Question

On a given day, the flow rate F (cars per hour) on a congested roadway is

F= v/(22+0.02v^2)

where v is the speed of the traffic in miles per hour. What speed will maximize the flow rate on the road?

Answer 1

have you taken the derivative yet?

Answer 2

not yet

Answer 3

see if you can find it, then set it equal to zero and solve vor v.

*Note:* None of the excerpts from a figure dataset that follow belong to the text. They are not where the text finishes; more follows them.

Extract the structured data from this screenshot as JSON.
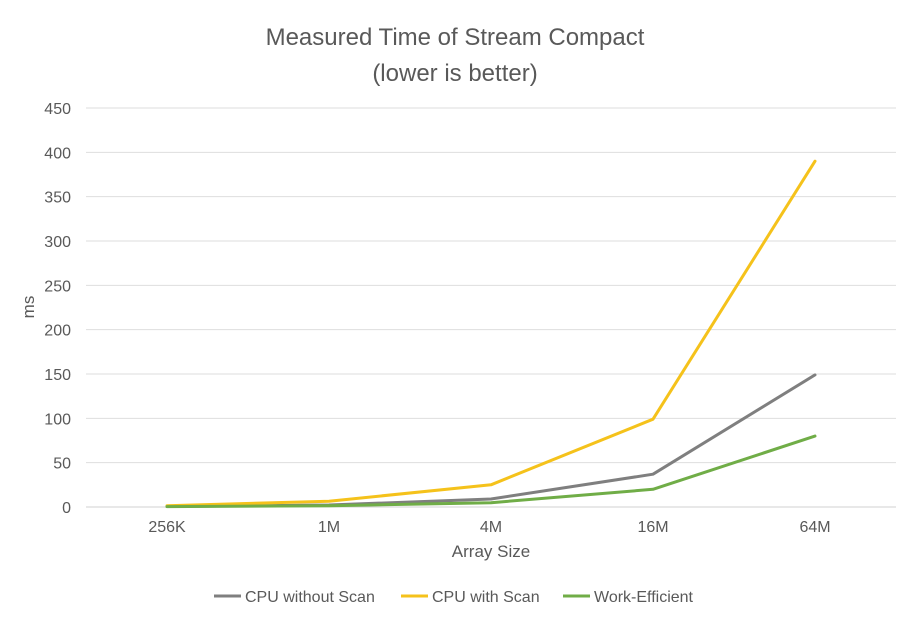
{
  "chart_data": {
    "type": "line",
    "title": "Measured Time of Stream Compact",
    "subtitle": "(lower is better)",
    "xlabel": "Array Size",
    "ylabel": "ms",
    "categories": [
      "256K",
      "1M",
      "4M",
      "16M",
      "64M"
    ],
    "ylim": [
      0,
      450
    ],
    "yticks": [
      0,
      50,
      100,
      150,
      200,
      250,
      300,
      350,
      400,
      450
    ],
    "grid": true,
    "legend_position": "bottom",
    "series": [
      {
        "name": "CPU without Scan",
        "color": "#7f7f7f",
        "values": [
          0.6,
          2.3,
          9,
          37,
          149
        ]
      },
      {
        "name": "CPU with Scan",
        "color": "#f5c21b",
        "values": [
          1.5,
          6.5,
          25,
          99,
          390
        ]
      },
      {
        "name": "Work-Efficient",
        "color": "#70ad47",
        "values": [
          0.4,
          1.3,
          4.8,
          20,
          80
        ]
      }
    ]
  }
}
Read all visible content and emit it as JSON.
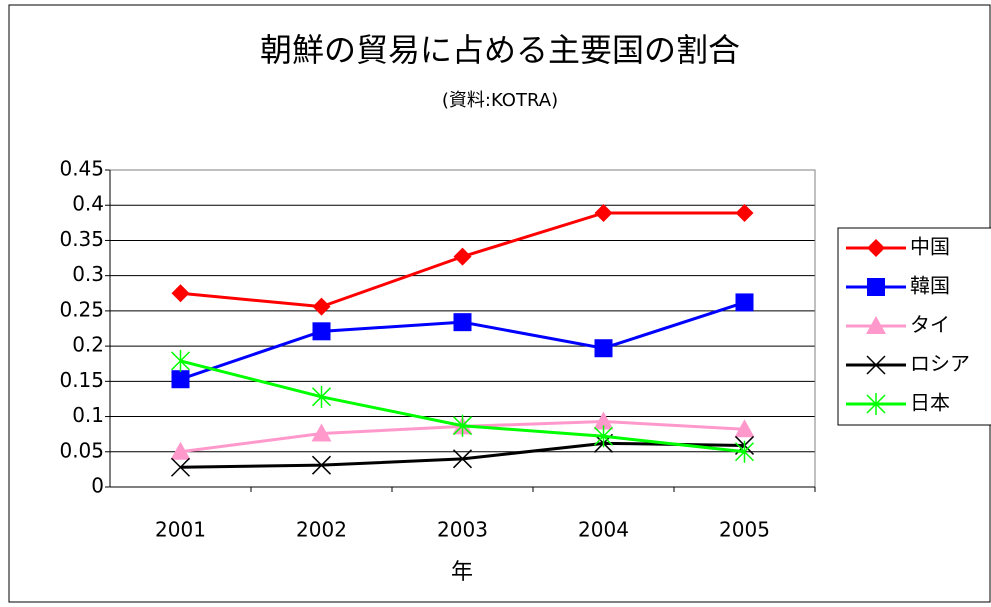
{
  "chart_data": {
    "type": "line",
    "title": "朝鮮の貿易に占める主要国の割合",
    "subtitle": "(資料:KOTRA)",
    "x_label": "年",
    "categories": [
      "2001",
      "2002",
      "2003",
      "2004",
      "2005"
    ],
    "series": [
      {
        "name": "中国",
        "color": "#ff0000",
        "marker": "diamond",
        "values": [
          0.275,
          0.256,
          0.327,
          0.389,
          0.389
        ]
      },
      {
        "name": "韓国",
        "color": "#0000ff",
        "marker": "square",
        "values": [
          0.153,
          0.221,
          0.234,
          0.197,
          0.262
        ]
      },
      {
        "name": "タイ",
        "color": "#ff99cc",
        "marker": "triangle",
        "values": [
          0.05,
          0.076,
          0.086,
          0.093,
          0.082
        ]
      },
      {
        "name": "ロシア",
        "color": "#000000",
        "marker": "x",
        "values": [
          0.028,
          0.031,
          0.04,
          0.062,
          0.059
        ]
      },
      {
        "name": "日本",
        "color": "#00ff00",
        "marker": "asterisk",
        "values": [
          0.179,
          0.128,
          0.087,
          0.072,
          0.05
        ]
      }
    ],
    "ylim": [
      0,
      0.45
    ],
    "yticks": [
      0,
      0.05,
      0.1,
      0.15,
      0.2,
      0.25,
      0.3,
      0.35,
      0.4,
      0.45
    ],
    "grid": true,
    "legend": "right"
  }
}
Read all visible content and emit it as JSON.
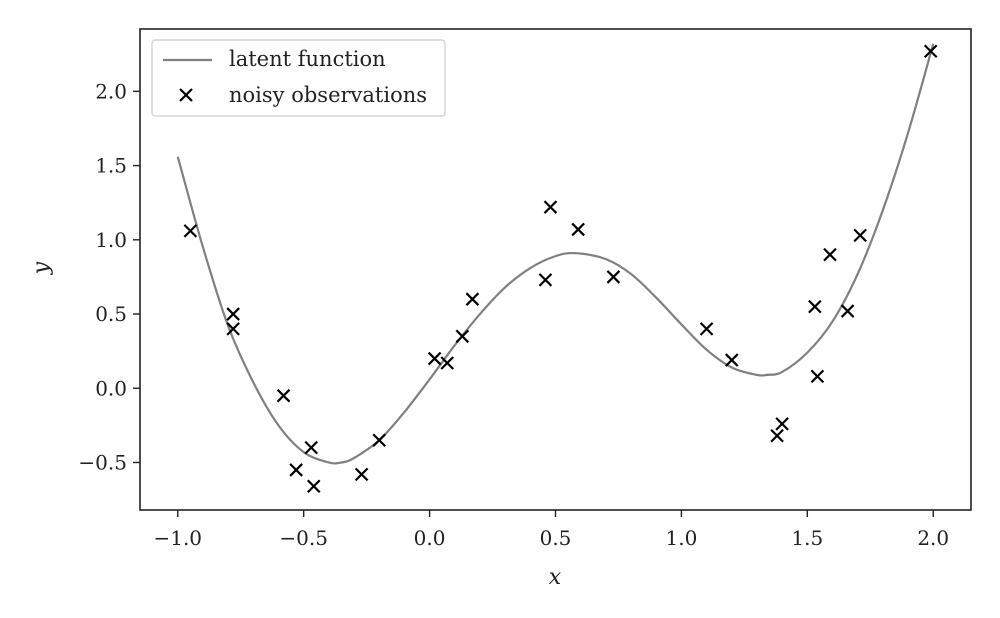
{
  "chart_data": {
    "type": "scatter",
    "xlabel": "x",
    "ylabel": "y",
    "xlim": [
      -1.15,
      2.15
    ],
    "ylim": [
      -0.82,
      2.42
    ],
    "x_ticks": [
      -1.0,
      -0.5,
      0.0,
      0.5,
      1.0,
      1.5,
      2.0
    ],
    "x_tick_labels": [
      "−1.0",
      "−0.5",
      "0.0",
      "0.5",
      "1.0",
      "1.5",
      "2.0"
    ],
    "y_ticks": [
      -0.5,
      0.0,
      0.5,
      1.0,
      1.5,
      2.0
    ],
    "y_tick_labels": [
      "−0.5",
      "0.0",
      "0.5",
      "1.0",
      "1.5",
      "2.0"
    ],
    "grid": false,
    "legend_position": "top-left",
    "series": [
      {
        "name": "latent function",
        "kind": "line",
        "color": "#808080",
        "x": [
          -1.0,
          -0.9,
          -0.8,
          -0.7,
          -0.6,
          -0.5,
          -0.4,
          -0.35,
          -0.3,
          -0.2,
          -0.1,
          0.0,
          0.1,
          0.2,
          0.3,
          0.4,
          0.5,
          0.58,
          0.7,
          0.8,
          0.9,
          1.0,
          1.1,
          1.2,
          1.3,
          1.34,
          1.4,
          1.5,
          1.6,
          1.7,
          1.8,
          1.9,
          2.0
        ],
        "y": [
          1.56,
          0.95,
          0.42,
          0.04,
          -0.25,
          -0.43,
          -0.5,
          -0.5,
          -0.47,
          -0.35,
          -0.16,
          0.06,
          0.29,
          0.5,
          0.68,
          0.81,
          0.89,
          0.91,
          0.87,
          0.77,
          0.61,
          0.43,
          0.26,
          0.14,
          0.09,
          0.09,
          0.11,
          0.24,
          0.45,
          0.77,
          1.2,
          1.72,
          2.32
        ]
      },
      {
        "name": "noisy observations",
        "kind": "scatter",
        "marker": "x",
        "color": "#000000",
        "x": [
          -0.95,
          -0.78,
          -0.78,
          -0.58,
          -0.53,
          -0.47,
          -0.46,
          -0.27,
          -0.2,
          0.02,
          0.07,
          0.13,
          0.17,
          0.46,
          0.48,
          0.59,
          0.73,
          1.1,
          1.2,
          1.38,
          1.4,
          1.53,
          1.54,
          1.59,
          1.66,
          1.71,
          1.99
        ],
        "y": [
          1.06,
          0.5,
          0.4,
          -0.05,
          -0.55,
          -0.4,
          -0.66,
          -0.58,
          -0.35,
          0.2,
          0.17,
          0.35,
          0.6,
          0.73,
          1.22,
          1.07,
          0.75,
          0.4,
          0.19,
          -0.32,
          -0.24,
          0.55,
          0.08,
          0.9,
          0.52,
          1.03,
          2.27
        ]
      }
    ]
  }
}
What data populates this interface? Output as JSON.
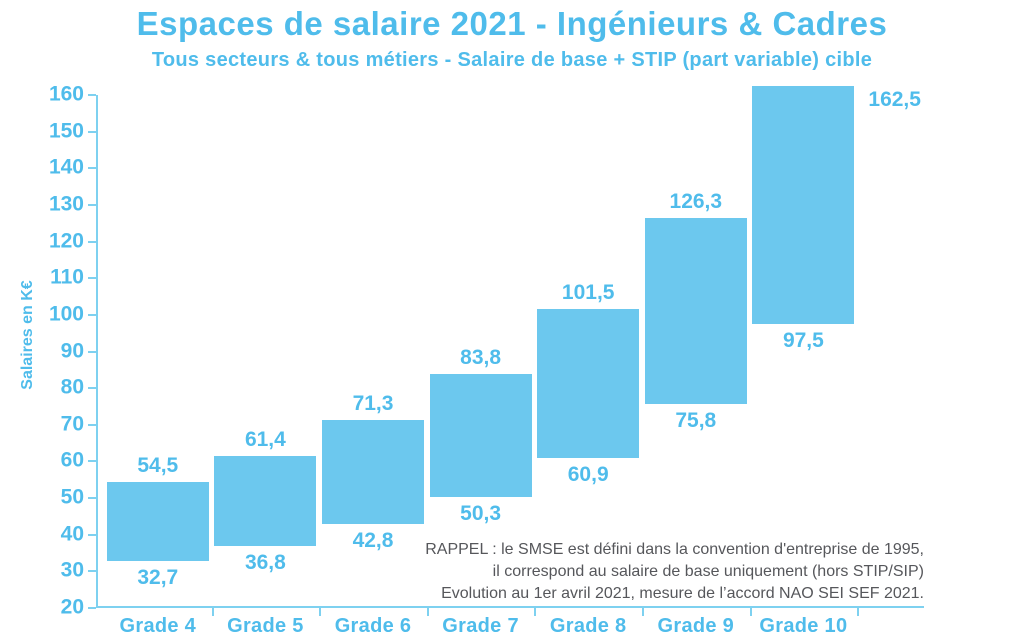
{
  "page": {
    "title": "Espaces de salaire 2021 - Ingénieurs & Cadres",
    "subtitle": "Tous secteurs & tous métiers - Salaire de base + STIP (part variable) cible"
  },
  "chart_data": {
    "type": "bar",
    "variant": "floating-range-bars",
    "title": "Espaces de salaire 2021 - Ingénieurs & Cadres",
    "subtitle": "Tous secteurs & tous métiers - Salaire de base + STIP (part variable) cible",
    "xlabel": "",
    "ylabel": "Salaires en K€",
    "ylim": [
      20,
      160
    ],
    "ytick_step": 10,
    "grid": false,
    "legend": false,
    "categories": [
      "Grade 4",
      "Grade 5",
      "Grade 6",
      "Grade 7",
      "Grade 8",
      "Grade 9",
      "Grade 10"
    ],
    "series": [
      {
        "category": "Grade 4",
        "min": 32.7,
        "max": 54.5,
        "min_label": "32,7",
        "max_label": "54,5"
      },
      {
        "category": "Grade 5",
        "min": 36.8,
        "max": 61.4,
        "min_label": "36,8",
        "max_label": "61,4"
      },
      {
        "category": "Grade 6",
        "min": 42.8,
        "max": 71.3,
        "min_label": "42,8",
        "max_label": "71,3"
      },
      {
        "category": "Grade 7",
        "min": 50.3,
        "max": 83.8,
        "min_label": "50,3",
        "max_label": "83,8"
      },
      {
        "category": "Grade 8",
        "min": 60.9,
        "max": 101.5,
        "min_label": "60,9",
        "max_label": "101,5"
      },
      {
        "category": "Grade 9",
        "min": 75.8,
        "max": 126.3,
        "min_label": "75,8",
        "max_label": "126,3"
      },
      {
        "category": "Grade 10",
        "min": 97.5,
        "max": 162.5,
        "min_label": "97,5",
        "max_label": "162,5"
      }
    ],
    "note_lines": [
      "RAPPEL : le SMSE est défini dans la convention d'entreprise de 1995,",
      "il correspond au salaire de base uniquement (hors STIP/SIP)",
      "Evolution au 1er avril 2021, mesure de l’accord NAO SEI SEF 2021."
    ],
    "colors": {
      "bar": "#6cc8ee",
      "text_blue": "#4fbceb",
      "axis": "#7ed1f0",
      "note_gray": "#56575b"
    }
  }
}
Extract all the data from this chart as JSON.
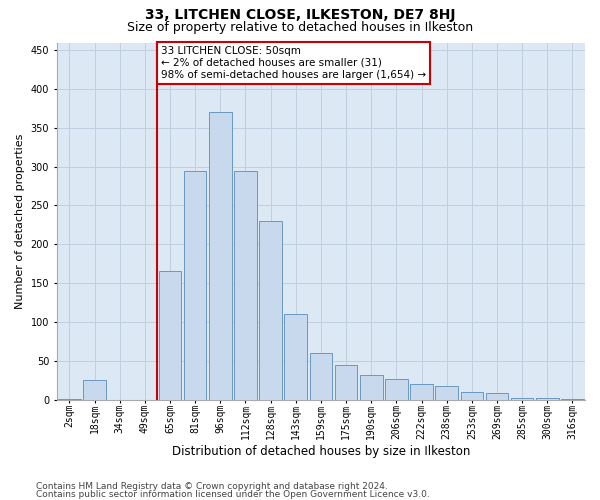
{
  "title": "33, LITCHEN CLOSE, ILKESTON, DE7 8HJ",
  "subtitle": "Size of property relative to detached houses in Ilkeston",
  "xlabel": "Distribution of detached houses by size in Ilkeston",
  "ylabel": "Number of detached properties",
  "categories": [
    "2sqm",
    "18sqm",
    "34sqm",
    "49sqm",
    "65sqm",
    "81sqm",
    "96sqm",
    "112sqm",
    "128sqm",
    "143sqm",
    "159sqm",
    "175sqm",
    "190sqm",
    "206sqm",
    "222sqm",
    "238sqm",
    "253sqm",
    "269sqm",
    "285sqm",
    "300sqm",
    "316sqm"
  ],
  "values": [
    1,
    25,
    0,
    0,
    165,
    295,
    370,
    295,
    230,
    110,
    60,
    45,
    32,
    27,
    20,
    18,
    10,
    8,
    2,
    2,
    1
  ],
  "bar_color": "#c8d9ed",
  "bar_edge_color": "#6899c4",
  "vline_index": 4,
  "vline_color": "#cc0000",
  "annotation_text": "33 LITCHEN CLOSE: 50sqm\n← 2% of detached houses are smaller (31)\n98% of semi-detached houses are larger (1,654) →",
  "annotation_box_facecolor": "#ffffff",
  "annotation_box_edgecolor": "#cc0000",
  "ylim_max": 460,
  "yticks": [
    0,
    50,
    100,
    150,
    200,
    250,
    300,
    350,
    400,
    450
  ],
  "footer1": "Contains HM Land Registry data © Crown copyright and database right 2024.",
  "footer2": "Contains public sector information licensed under the Open Government Licence v3.0.",
  "bg_color": "#ffffff",
  "plot_bg_color": "#dce9f5",
  "grid_color": "#c0cfe0",
  "title_fontsize": 10,
  "subtitle_fontsize": 9,
  "annot_fontsize": 7.5,
  "ylabel_fontsize": 8,
  "xlabel_fontsize": 8.5,
  "tick_fontsize": 7,
  "footer_fontsize": 6.5
}
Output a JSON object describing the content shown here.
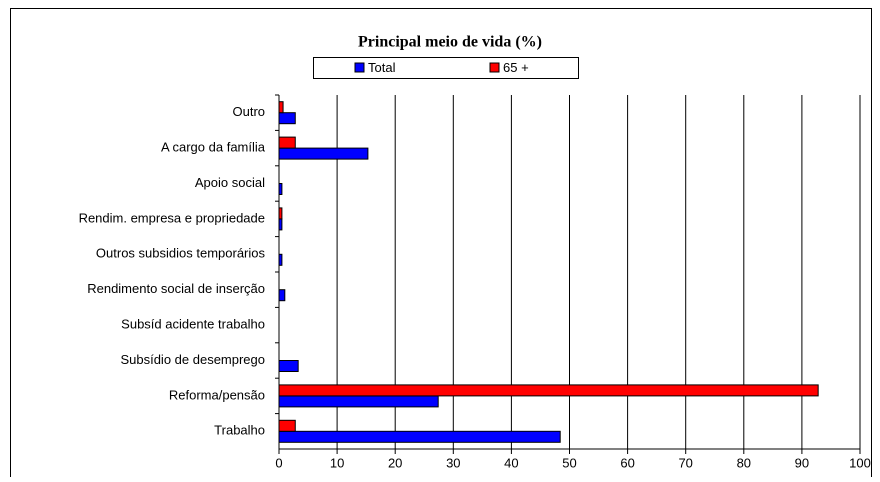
{
  "chart_data": {
    "type": "bar",
    "orientation": "horizontal",
    "title": "Principal meio de vida (%)",
    "categories": [
      "Trabalho",
      "Reforma/pensão",
      "Subsídio de desemprego",
      "Subsíd acidente trabalho",
      "Rendimento social de inserção",
      "Outros subsidios temporários",
      "Rendim. empresa e propriedade",
      "Apoio social",
      "A cargo da família",
      "Outro"
    ],
    "series": [
      {
        "name": "Total",
        "color": "#0000ff",
        "values": [
          48.4,
          27.4,
          3.3,
          0,
          1.0,
          0.5,
          0.5,
          0.5,
          15.3,
          2.8
        ]
      },
      {
        "name": "65 +",
        "color": "#ff0000",
        "values": [
          2.8,
          92.8,
          0,
          0,
          0,
          0,
          0.5,
          0,
          2.8,
          0.7
        ]
      }
    ],
    "xlim": [
      0,
      100
    ],
    "xticks": [
      0,
      10,
      20,
      30,
      40,
      50,
      60,
      70,
      80,
      90,
      100
    ],
    "grid": true,
    "legend": "top"
  }
}
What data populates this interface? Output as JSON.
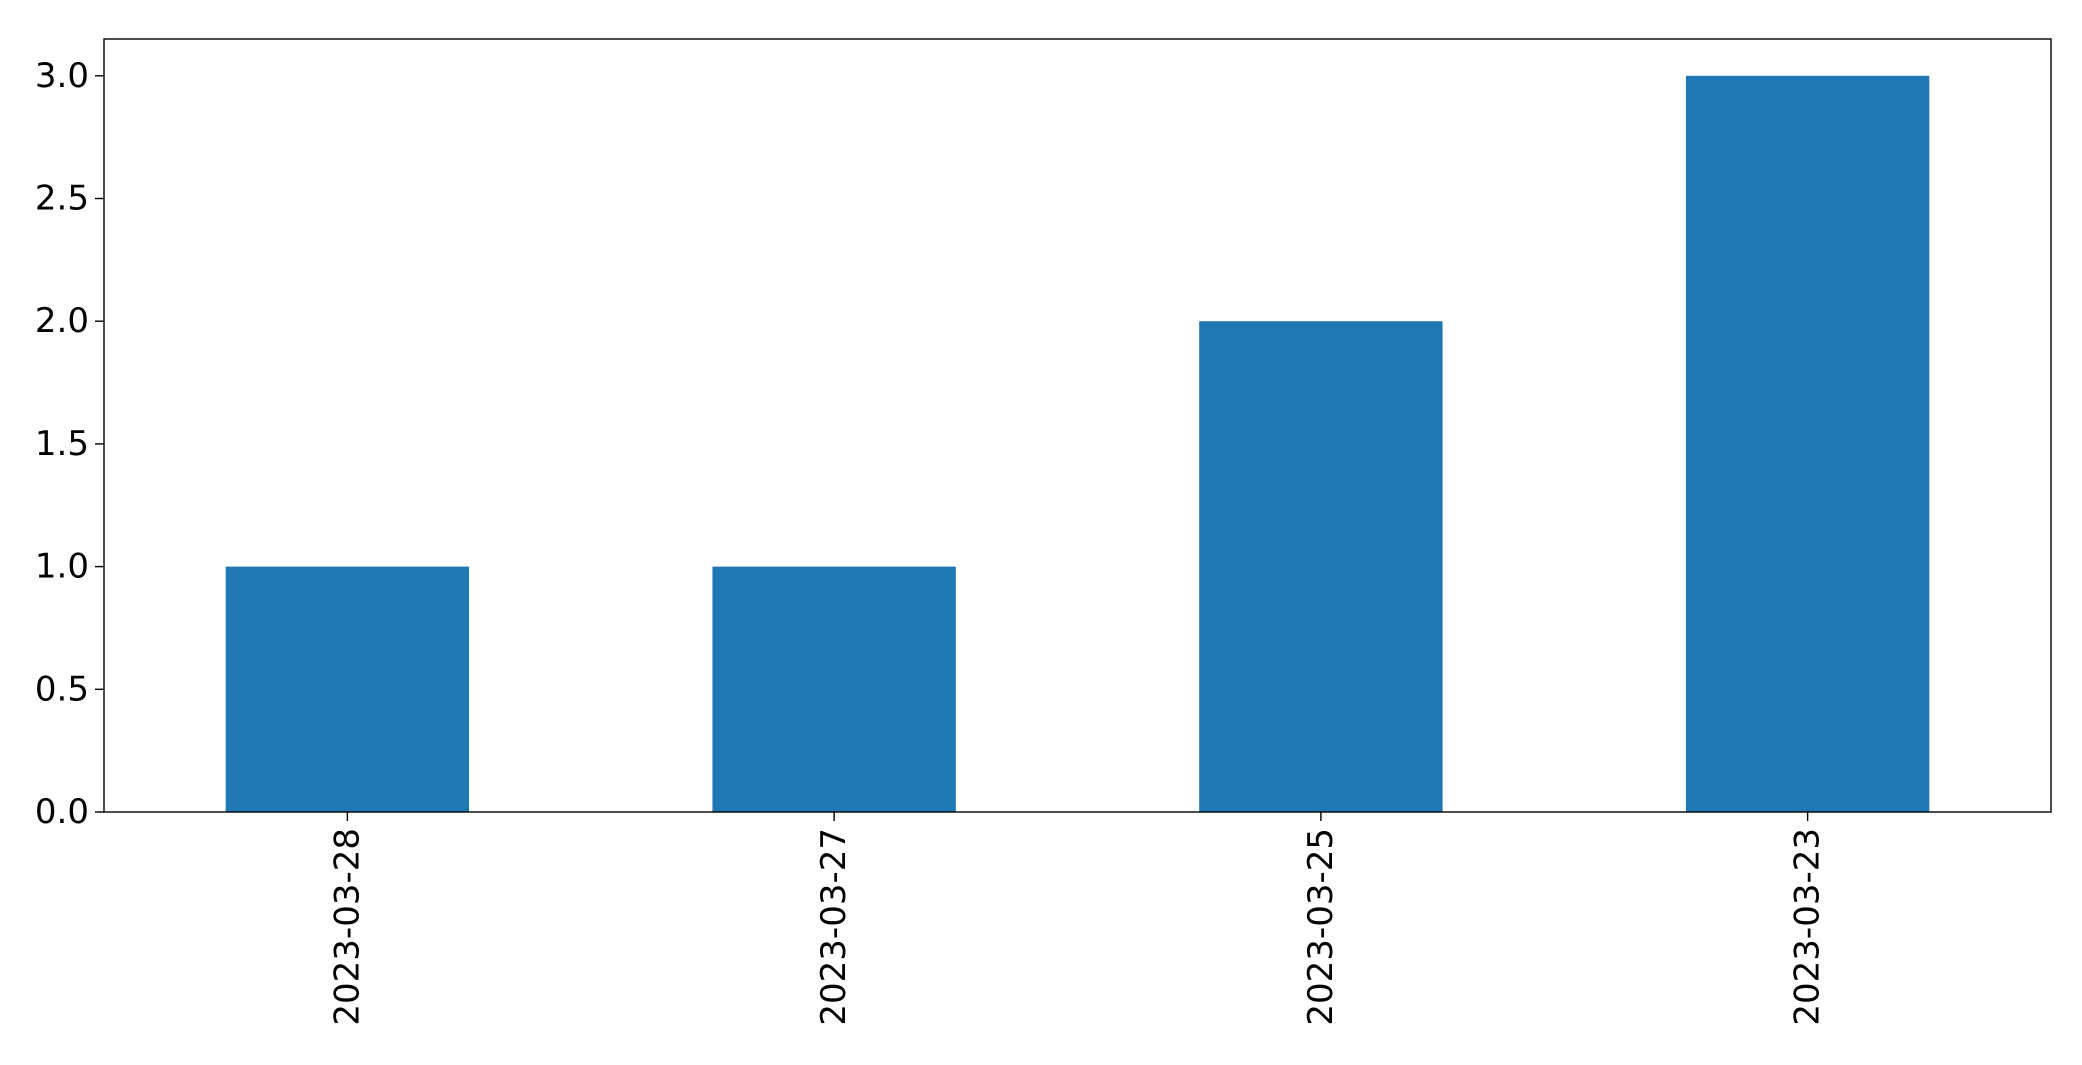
{
  "chart_data": {
    "type": "bar",
    "title": "",
    "xlabel": "",
    "ylabel": "",
    "categories": [
      "2023-03-28",
      "2023-03-27",
      "2023-03-25",
      "2023-03-23"
    ],
    "values": [
      1,
      1,
      2,
      3
    ],
    "ylim": [
      0,
      3.15
    ],
    "yticks": [
      0.0,
      0.5,
      1.0,
      1.5,
      2.0,
      2.5,
      3.0
    ],
    "ytick_labels": [
      "0.0",
      "0.5",
      "1.0",
      "1.5",
      "2.0",
      "2.5",
      "3.0"
    ],
    "grid": false,
    "legend": "none",
    "bar_color": "#1f77b4"
  }
}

That will give you the location of any extrema for F.

Answer 4

if you're having trouble finding it let me know.

Answer 5

can you give to me by step?

Answer 6

use the quotient rule:
\[(\frac{ U }{V })' = \frac{ U ' V- UV ' }{ V ^{2}}\]

Answer 7

an then?

Answer 8

find the derivative of the numerator and denominator and plug them into that expression where appropriate

Answer 9

derivative of the numerator is 1 so:\[\frac{ U'V -UV' }{ V ^{2} } = \frac{ 1*(22+.02v ^{2)} - UV'}{ V ^{2} }\]

Answer 10

continue... find the derivative of the denominator...

Answer 11

what will it be?

Answer 12

(22+0.02v^2)^2

Answer 13

\[\frac{ U'V -UV' }{ V ^{2} } = \frac{ 1*(22+.02v ^{2}) - v*.04v}{ V ^{2} }\]

Answer 14

then i will get also the 2nd derivative?

Answer 15

\[\frac{ U'V -UV' }{ V ^{2} } = \frac{ 1*(22+.02v ^{2})-v*.04v }{ (22+.02v ^{2})^{2} }\]

Answer 16

what is the next stepif i already knew the 1st derivative?

Answer 17

2nd derivative?

Answer 18

no, set the derivative equal to zero and solve for v

Answer 19

\[f'(x)=(22+.02v2)-.04v^2 / (22+0.02v^2)^2\]

Answer 20

pretty much.. now set it equal to zero and solve for v

Answer 21

\[(22+.02v^2)-.04v^2/(22+0.02v^2)=0\]